I would not, not in a thousand years, allow my beloved to be put to sleep again. She had risen from the cold, dark grave. No one had the right to violate her dignity in this way, or to subdue her will to be free. They had saved her life perhaps, but they had also savaged her. She had been tortured enough. She would not, not if I was there, have sedatives injected into her against her will. She was feeble, and she was incoherent, but she was full of light. She would not go into darkness again.
As I left the room momentarily to speak to someone, the nurses tried to
inject her with something. She pushed
them away, saying words that still echo in my mind: “My husband will come and save
me. You wait and see.” "My husband." Her husband, who had taken the vows to protect her from harm. Who she trusted to be right, her knight. And who she depended on to care for her "in sickness and in health, until death do us part". Who else was for her, then and there, what was now her entire world? At that moment, I knew. I would not, could not, let her down. She would never regain her faith in her love if I came in but betrayed her, and allowed them to have their way. That would have pushed her into a darkness worse than death.
I would not collaborate in extinguishing that blaze of life.
I realized that if I was not present that day, they would have sedated her, plunging her into depression, and seeing her lack of improvement, eventually refer her to a permanent facility for stroke victims. And there she would remain, under sedation, under anti-depressants, on a wheelchair, away from all that was dear to her.
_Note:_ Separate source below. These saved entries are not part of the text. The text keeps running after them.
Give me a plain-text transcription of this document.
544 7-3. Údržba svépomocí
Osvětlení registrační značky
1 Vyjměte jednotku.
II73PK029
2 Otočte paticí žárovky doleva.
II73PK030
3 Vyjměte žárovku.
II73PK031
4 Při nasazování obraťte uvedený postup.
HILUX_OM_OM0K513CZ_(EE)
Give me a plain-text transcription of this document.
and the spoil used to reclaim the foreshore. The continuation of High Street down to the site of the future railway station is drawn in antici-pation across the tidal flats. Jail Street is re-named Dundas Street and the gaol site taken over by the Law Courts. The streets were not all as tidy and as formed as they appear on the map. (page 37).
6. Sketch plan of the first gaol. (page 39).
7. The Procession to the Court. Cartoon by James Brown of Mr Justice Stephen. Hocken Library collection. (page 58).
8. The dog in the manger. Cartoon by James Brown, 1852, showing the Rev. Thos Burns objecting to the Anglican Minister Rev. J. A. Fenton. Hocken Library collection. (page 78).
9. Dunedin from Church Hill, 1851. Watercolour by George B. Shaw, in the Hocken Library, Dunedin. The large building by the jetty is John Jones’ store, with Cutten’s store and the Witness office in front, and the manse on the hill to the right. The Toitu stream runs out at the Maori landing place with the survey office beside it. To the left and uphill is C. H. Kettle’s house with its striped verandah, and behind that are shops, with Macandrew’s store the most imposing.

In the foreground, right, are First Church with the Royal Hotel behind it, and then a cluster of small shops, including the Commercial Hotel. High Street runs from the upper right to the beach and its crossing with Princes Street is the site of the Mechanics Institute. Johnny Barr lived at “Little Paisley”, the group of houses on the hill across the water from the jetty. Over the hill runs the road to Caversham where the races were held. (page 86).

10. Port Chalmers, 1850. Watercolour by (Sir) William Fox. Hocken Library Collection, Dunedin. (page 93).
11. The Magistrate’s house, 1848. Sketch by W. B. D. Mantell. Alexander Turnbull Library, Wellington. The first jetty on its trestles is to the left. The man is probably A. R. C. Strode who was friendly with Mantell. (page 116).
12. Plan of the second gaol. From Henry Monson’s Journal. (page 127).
I put her clothes in a plastic bag. I gathered her belongings, including the useless combs and hairbrushes. I was made to sign a paper
which stated the hospital was not responsible for her anymore, as I was taking her
away “against medical advice.” I did not hesitate, not for one moment, to sign that woeful document. She would not stay in such a place where her
humanity was to be treated with Alprazolam.
I did not know what we would do, and how we would manage on
our own. But I knew that was the right
thing to do even if, once again, I had to carry her in my arms. In my heart, I told her: "I will make you whole, my love. I promise you. Let us go." She could not walk, nor eat, nor express herself. But I would make that happen, I promised her in silence. By all that was holy and good, I would make the flower that she was, bloom again.
In another hour, that tattered tender flower, which had been
blown around by the thunderstorm and the winds into fearsome strange lands of wolves and snakes, of volcanos and deep gorges, found itself again in its familiar orchid. Where
the soil, the flowers, the trees, the very air, was its own.
The storm had passed. There was a stillness and a fragrance of grace.
She was home.
She did not know then, or now. But this song was written for her.